In the heart of a city, the distances in rural communities may be difficult to envision. The space between neighbors can sometimes be measured in miles rather than blocks; a drive to the nearest hospital may take dozens of minutes rather than a handful.
The trickle-down effect of such distances can impact many aspects of health care, but especially maternal care and delivery, says Mark Deutchman, MD, a professor of family medicine and associate dean for rural health at the University of Colorado School of Medicine.
As principal investigator of a study recently published in the journal Birth analyzing the impact of family physicians in rural maternity care, Deutchman and his co-investigators found that of the 185 rural hospitals surveyed in 10 states, family physicians delivered babies in 67% of the hospitals and were the only physicians who delivered babies in 27% of them.
Further, the study found that if family physicians stopped delivering babies in these rural hospitals, patients would have to drive an average of 86 miles round-trip to access maternal care.
“The purpose of this study was, number one, to understand the extent of family physicians providing maternity care in rural areas,” Deutchman explains. “Number two, and even more important, was to understand what would happen to women if family practitioners did not practice maternity care, and that’s the real take-home message: Family physicians are really, really important.”
Study highlights importance of family physicians providing maternity care
On this topic, Deutchman speaks from experience. For more than 12 years he practiced family medicine in White Salmon, Washington, a town of 2,000 residents on the Columbia River. The local hospital is federally designated critical access, which means it has fewer than 20 beds, among other standards.
“One of the major things I was involved in was maternity care,” he says. “I had a lot of OB patients and did a lot of deliveries. I was also one of the major providers of surgical OB, of C-sections when they were needed.
“I’m an advocate for and student of the quality of outcomes in areas where family physicians are a woman’s provider of obstetric and gynecologic care. I think that women deserve to have excellent care no matter where they are and no matter who provides it.”
After leaving rural practice, Deutchman became a faculty member at the University of Tennessee-Memphis, where he helped train family medicine residents for rural practice. He continued that focus after joining the University of Colorado School of Medicine in 1995. In 2005, he founded the school’s rural track, which this year became a full-fledged program.
His recently published research evolved from previous, similar studies he conducted in Colorado and Montana with medical students
“It wasn’t a study of quality — we weren’t looking at individual cases and weren’t looking at outcomes — but we wanted to better understand how much and the sort of maternal care family physicians are providing at rural hospitals,” he explains.
After refining the survey tool used in the previous studies, Deutchman reached out to colleagues across the country. Those who responded represented 10 states and collected data about rural and frontier hospitals in their states. They gathered data about the hospitals’ obstetrics capacity, who delivers babies at the hospitals and what their specialty is, and other data.

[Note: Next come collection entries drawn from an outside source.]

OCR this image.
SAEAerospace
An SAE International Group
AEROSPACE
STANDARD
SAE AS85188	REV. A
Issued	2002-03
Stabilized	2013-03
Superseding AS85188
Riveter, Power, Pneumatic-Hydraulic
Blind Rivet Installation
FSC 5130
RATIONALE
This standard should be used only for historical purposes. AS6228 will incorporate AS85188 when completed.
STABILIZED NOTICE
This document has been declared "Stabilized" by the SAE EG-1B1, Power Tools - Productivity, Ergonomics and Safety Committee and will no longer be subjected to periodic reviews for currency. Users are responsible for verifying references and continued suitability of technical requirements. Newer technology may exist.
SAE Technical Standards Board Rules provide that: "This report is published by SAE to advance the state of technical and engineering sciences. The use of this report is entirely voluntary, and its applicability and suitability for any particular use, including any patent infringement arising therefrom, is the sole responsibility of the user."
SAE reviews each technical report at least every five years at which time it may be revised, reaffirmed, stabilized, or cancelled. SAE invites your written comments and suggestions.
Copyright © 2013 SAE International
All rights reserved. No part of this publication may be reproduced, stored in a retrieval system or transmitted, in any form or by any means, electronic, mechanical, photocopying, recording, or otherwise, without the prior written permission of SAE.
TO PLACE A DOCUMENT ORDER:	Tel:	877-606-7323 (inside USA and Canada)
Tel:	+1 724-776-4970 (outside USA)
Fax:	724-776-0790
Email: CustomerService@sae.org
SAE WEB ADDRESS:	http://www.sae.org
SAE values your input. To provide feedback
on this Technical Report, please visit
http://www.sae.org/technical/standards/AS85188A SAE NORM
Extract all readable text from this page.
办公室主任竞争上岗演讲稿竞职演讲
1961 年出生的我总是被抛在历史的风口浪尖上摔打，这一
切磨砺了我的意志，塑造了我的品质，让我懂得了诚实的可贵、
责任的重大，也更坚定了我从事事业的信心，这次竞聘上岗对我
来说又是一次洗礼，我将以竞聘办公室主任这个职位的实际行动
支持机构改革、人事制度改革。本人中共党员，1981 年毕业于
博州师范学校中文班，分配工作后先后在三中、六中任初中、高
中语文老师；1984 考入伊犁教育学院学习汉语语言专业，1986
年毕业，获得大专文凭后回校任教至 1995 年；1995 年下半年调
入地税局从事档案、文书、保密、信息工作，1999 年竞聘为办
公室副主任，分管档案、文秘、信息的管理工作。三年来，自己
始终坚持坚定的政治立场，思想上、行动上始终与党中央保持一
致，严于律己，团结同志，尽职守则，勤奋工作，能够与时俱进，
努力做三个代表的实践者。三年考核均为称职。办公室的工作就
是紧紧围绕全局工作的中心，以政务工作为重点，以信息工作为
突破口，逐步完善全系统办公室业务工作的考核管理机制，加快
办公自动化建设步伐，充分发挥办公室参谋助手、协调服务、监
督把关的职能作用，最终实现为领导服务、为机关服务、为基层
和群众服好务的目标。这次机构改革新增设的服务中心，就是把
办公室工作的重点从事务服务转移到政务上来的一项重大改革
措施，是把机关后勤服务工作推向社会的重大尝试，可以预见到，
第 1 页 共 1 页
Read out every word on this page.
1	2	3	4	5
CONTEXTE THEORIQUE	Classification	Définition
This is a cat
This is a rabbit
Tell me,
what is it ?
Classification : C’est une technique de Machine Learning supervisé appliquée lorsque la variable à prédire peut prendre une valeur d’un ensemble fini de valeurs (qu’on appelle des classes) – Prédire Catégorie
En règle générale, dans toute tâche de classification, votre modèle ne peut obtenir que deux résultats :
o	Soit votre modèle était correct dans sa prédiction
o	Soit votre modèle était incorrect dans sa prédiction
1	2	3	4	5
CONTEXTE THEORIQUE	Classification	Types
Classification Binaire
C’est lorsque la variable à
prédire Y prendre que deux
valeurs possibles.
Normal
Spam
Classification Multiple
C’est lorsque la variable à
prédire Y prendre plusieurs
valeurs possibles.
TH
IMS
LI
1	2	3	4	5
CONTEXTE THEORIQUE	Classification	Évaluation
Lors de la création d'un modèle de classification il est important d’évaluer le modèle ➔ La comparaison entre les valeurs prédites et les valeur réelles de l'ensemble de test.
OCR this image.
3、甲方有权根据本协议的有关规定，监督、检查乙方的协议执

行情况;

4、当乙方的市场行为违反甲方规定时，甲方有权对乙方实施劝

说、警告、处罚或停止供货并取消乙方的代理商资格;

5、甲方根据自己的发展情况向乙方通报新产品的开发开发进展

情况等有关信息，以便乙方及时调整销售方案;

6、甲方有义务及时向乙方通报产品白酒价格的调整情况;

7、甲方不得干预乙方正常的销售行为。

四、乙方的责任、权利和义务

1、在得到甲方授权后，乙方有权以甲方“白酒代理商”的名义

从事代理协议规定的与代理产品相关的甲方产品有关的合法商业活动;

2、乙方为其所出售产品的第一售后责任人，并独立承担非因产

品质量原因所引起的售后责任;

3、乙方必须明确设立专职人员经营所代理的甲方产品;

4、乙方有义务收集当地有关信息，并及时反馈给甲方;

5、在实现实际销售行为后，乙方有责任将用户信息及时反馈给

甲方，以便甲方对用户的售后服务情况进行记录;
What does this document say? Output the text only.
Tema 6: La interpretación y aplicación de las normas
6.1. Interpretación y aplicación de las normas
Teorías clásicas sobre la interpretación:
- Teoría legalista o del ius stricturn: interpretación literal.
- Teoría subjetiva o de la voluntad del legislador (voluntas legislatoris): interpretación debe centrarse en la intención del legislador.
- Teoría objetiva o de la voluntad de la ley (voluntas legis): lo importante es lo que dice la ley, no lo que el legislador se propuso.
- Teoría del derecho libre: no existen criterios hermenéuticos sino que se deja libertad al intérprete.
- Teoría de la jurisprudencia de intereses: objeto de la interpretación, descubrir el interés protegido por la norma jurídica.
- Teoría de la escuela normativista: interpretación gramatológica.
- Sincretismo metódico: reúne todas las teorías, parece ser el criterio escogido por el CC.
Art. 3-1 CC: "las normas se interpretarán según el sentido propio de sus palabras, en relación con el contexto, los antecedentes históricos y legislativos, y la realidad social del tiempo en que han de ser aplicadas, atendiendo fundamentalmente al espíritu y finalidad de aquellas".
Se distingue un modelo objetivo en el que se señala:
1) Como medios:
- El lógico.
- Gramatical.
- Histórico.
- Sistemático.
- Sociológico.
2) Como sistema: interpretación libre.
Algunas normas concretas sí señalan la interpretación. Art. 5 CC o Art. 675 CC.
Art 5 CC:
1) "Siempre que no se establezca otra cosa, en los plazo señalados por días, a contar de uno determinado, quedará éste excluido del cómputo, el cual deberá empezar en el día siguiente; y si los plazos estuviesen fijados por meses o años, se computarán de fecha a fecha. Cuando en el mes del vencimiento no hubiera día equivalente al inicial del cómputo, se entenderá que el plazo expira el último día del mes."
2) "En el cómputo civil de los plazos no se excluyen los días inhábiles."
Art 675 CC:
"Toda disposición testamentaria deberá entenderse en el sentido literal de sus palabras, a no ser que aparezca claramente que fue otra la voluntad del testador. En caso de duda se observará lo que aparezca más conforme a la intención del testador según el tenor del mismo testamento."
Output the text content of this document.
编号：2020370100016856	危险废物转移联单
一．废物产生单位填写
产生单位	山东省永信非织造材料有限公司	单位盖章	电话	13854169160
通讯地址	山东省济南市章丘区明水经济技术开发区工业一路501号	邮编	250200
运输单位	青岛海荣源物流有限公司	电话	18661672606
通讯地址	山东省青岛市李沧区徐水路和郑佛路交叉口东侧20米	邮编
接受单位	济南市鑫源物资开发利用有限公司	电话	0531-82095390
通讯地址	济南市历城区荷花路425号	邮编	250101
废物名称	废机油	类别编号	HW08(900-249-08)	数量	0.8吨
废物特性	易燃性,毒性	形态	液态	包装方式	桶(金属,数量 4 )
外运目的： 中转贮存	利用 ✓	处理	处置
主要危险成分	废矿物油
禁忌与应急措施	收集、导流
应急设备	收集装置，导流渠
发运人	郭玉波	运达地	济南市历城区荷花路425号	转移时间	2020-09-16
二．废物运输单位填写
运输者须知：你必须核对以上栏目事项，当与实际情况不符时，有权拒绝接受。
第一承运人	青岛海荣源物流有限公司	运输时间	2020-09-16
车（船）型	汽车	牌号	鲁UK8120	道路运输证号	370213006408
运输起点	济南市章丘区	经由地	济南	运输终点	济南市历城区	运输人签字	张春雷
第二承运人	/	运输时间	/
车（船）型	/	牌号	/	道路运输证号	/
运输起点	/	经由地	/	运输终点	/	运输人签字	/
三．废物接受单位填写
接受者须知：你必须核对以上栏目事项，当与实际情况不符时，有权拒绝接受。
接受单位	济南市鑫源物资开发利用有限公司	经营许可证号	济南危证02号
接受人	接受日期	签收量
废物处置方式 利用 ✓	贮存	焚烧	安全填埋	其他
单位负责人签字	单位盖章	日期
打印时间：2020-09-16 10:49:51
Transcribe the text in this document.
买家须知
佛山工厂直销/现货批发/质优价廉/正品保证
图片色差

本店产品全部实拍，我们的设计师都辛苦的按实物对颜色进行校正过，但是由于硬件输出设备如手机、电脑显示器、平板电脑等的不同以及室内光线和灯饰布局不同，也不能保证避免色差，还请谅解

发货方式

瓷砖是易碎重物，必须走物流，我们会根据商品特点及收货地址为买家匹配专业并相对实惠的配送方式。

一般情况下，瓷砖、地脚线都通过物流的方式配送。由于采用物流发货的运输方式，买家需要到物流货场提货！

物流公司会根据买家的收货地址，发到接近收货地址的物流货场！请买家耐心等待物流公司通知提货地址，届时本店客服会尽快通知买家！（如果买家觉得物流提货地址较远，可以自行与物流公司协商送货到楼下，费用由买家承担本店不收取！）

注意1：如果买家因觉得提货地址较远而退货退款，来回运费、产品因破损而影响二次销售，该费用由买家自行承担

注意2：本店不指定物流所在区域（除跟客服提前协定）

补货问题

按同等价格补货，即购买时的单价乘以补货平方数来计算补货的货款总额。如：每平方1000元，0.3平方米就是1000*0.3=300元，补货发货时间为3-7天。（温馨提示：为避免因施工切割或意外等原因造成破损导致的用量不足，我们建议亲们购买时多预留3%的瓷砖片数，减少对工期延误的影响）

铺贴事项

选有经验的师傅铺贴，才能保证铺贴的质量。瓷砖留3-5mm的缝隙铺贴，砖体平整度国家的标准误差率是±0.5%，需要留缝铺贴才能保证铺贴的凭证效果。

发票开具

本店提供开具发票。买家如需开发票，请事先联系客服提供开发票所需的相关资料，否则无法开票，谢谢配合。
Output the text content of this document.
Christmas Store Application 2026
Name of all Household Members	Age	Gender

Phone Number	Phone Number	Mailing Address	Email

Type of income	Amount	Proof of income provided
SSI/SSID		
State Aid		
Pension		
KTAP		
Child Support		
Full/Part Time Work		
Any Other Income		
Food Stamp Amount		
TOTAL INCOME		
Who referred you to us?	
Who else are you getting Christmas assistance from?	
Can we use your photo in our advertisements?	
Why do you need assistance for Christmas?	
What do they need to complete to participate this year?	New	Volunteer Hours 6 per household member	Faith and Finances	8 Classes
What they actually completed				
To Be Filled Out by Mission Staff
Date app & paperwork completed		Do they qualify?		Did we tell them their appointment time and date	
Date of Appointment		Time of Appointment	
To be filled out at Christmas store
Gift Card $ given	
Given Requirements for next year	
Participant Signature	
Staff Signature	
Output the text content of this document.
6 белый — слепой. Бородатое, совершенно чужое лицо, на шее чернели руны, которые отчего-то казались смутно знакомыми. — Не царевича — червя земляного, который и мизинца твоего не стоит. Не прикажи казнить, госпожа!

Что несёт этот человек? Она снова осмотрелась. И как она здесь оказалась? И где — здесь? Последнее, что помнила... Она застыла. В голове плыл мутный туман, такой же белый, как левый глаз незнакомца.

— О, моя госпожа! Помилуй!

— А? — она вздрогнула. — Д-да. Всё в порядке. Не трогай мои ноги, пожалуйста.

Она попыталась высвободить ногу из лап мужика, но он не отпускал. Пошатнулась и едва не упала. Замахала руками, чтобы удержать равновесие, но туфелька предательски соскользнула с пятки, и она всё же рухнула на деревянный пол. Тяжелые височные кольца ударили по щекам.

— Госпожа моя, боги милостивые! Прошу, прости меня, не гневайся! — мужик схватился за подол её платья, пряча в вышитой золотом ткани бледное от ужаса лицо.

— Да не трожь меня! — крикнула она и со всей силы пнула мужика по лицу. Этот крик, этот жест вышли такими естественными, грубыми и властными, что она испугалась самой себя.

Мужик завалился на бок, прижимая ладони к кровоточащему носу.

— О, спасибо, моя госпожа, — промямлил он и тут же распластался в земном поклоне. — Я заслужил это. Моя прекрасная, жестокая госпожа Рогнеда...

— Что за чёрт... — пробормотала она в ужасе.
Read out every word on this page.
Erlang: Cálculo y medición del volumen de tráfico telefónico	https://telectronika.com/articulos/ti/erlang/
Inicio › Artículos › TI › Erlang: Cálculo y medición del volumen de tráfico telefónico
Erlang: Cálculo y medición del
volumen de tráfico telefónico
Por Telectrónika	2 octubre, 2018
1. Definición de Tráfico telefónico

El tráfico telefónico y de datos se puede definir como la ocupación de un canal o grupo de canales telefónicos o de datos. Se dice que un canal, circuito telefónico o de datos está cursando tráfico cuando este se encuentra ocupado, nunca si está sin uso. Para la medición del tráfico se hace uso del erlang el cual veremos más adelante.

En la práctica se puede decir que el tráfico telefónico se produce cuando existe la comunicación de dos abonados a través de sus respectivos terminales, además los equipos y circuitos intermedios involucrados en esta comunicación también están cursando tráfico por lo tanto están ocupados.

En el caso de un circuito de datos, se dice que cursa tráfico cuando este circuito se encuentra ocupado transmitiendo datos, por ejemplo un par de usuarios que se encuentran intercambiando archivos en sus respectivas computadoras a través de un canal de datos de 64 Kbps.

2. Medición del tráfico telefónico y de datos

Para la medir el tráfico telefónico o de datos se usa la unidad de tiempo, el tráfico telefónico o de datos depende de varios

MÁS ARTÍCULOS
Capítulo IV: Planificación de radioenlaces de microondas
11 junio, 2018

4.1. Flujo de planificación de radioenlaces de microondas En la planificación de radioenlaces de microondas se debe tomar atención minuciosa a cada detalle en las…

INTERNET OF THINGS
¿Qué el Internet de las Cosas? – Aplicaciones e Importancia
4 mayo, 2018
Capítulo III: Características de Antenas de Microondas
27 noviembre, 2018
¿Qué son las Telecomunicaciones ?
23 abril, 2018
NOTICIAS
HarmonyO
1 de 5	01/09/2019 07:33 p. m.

“Ultimately, we were looking at how important is it for family physicians to provide maternity care and what would access be if they didn’t?” Deutchman says.
Rural program provides specialized training needed for medical students and residents
The study’s results, Deutchman says, highlight the importance of comprehensive, specialized training for medical students and residents who are interested in practicing in rural communities.
“Basically, the rural program is a way to attract, admit and support medical students and physician assistant students who want to live and work in rural areas when they finish their training,” he explains. “We need to have a program so that people who are interested in rural practice will have their aspirations supported and also have a way to test their assumptions about rural practice and see if it’s really right for them.
“The last thing we want is for students to have romanticized ideas, and then they show up in a small town and it wasn’t what they had in mind. We also don’t want to have that revolving door where physicians go to a small community for only two or three years, which fosters distrust and a lack of attachment between doctors and the community.”
Through the rural program, students not only receive on-campus experience in the classroom and clinical training, but they get significant rural clinic experience with partners throughout Colorado. That aspect of the training is vital, Deutchman says, because students learn in-person about rural health care systems and economics, community engagement, health care ethics, and how to practice in a community where physicians might regularly see patients at the grocery store.
Since 2005, Deutchman says, 191 students in the CU School of Medicine have graduated in the rural track, 40% of whom concentrated on family medicine.
“A common question is, ‘How do you get people interested in rural practice and providing care like delivering babies?’” Deutchman says. “Partly, we start out with people who are initially interested, then we help nurture that interest with real facts and real practical experience.
“Basically, the whole state of Colorado is short of primary care, especially in rural areas, which cannot support one of every kind of sub-specialist. Rural communities need versatile, broadly-trained and skilled physicians who can share clinical responsibilities with each other to avoid burnout. Family physicians can provide acute care, chronic care, end of life care, deliver babies, put on casts, repair lacerations — in the most accessible, cost-effective fashion. It’s vital we train and support these physicians who go out and support these rural communities.”